Kita tidak akan pernah tau skenario-Nya untuk kita seperti apa, yang pasti suatu saat akan terungkap juga siapa gerangan sang pangeran pujaan yang selama ini dicari-cari dan siapa bidadari yang didambakan selama ini untuk menemani perjalanan hidup hingga tua nanti. Namun memang butuh kesabaran ekstra, disinilah Allah kembali menguji hamba-Nya apakah tetap melalui cara yang ahsan ataukah sebaliknya lebih mementingkan hawa nafsunya. Ketika ternyata orang yang kita harapkan tak sebaik-baiknya pilihan maka berhuznudzon lah atas ketetapan-Nya berarti Allah masih ingin menyeleksi lagi dan ingin memberikan jauh lebih baik dari pada pilihan kita. La takhaf wa la tahzan, Allah Maha Mengetahui apa yang hamba-Nya butuhkan.

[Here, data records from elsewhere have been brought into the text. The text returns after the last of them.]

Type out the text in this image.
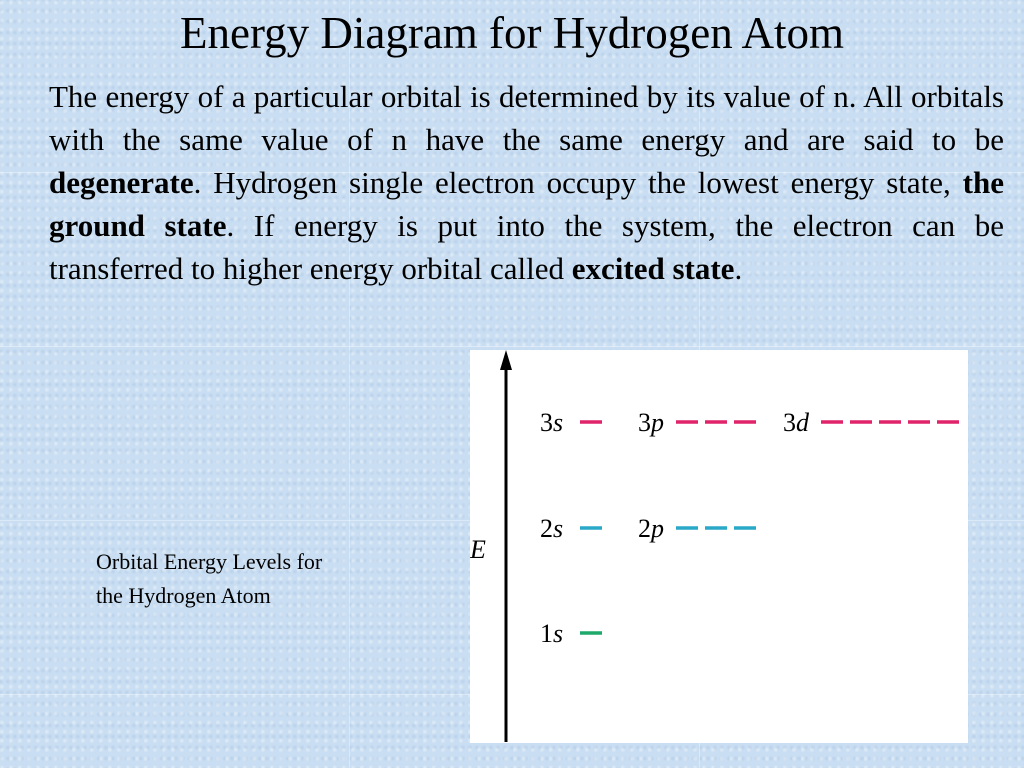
Energy Diagram for Hydrogen Atom

The energy of a particular orbital is determined by its value of n. All orbitals with the same value of n have the same energy and are said to be degenerate. Hydrogen single electron occupy the lowest energy state, the ground state. If energy is put into the system, the electron can be transferred to higher energy orbital called excited state.

Orbital Energy Levels for the Hydrogen Atom

E
3s	3p	3d
2s	2p
1s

Teringat kata-kata seorang teman 'jodoh kita adalah cerminan dari diri kita'. Jika kita sholeh, maka pasangan kita akan sholeh pula tentunya. Namun jika kita ahli maksiat, maka bisa jadi pasangan kita juga seorang ahli maksiat. Saya tidak bermaksud menyimpulkan bahwa seorang yang buruk tidak memiliki kesempatan mndapatkan orang yang baik, semua kembali lagi pada taqdir-Nya. Bisa saja terjadi jika Allah menginginkan seorang yang buruk mendapatkan hidayah-Nya melalui da'wah orang yang sholeh. 'Kun Fayakun'. Tapi kebanyakan orang-orang sholeh juga pasti ingin mendapatkan pasangan yang sholeh pula, maka jadikan motivasi untuk berusaha meningkatkan kualitas keimanan menjadi lebih baik dari sebelumnya. Belajar ikhlas untuk menerima segala ketetapan-Nya, tetap bersabar dalam mnjalani skenario-Nya. InshaALLAH jodoh kita pasti tidak akan tertukar.


note: belajarlah mencintai Allah setulusnya, dengan begitu suatu saat kamu pasti akan mencintai pula apa yang sudah dipilikan-Nya untukmu.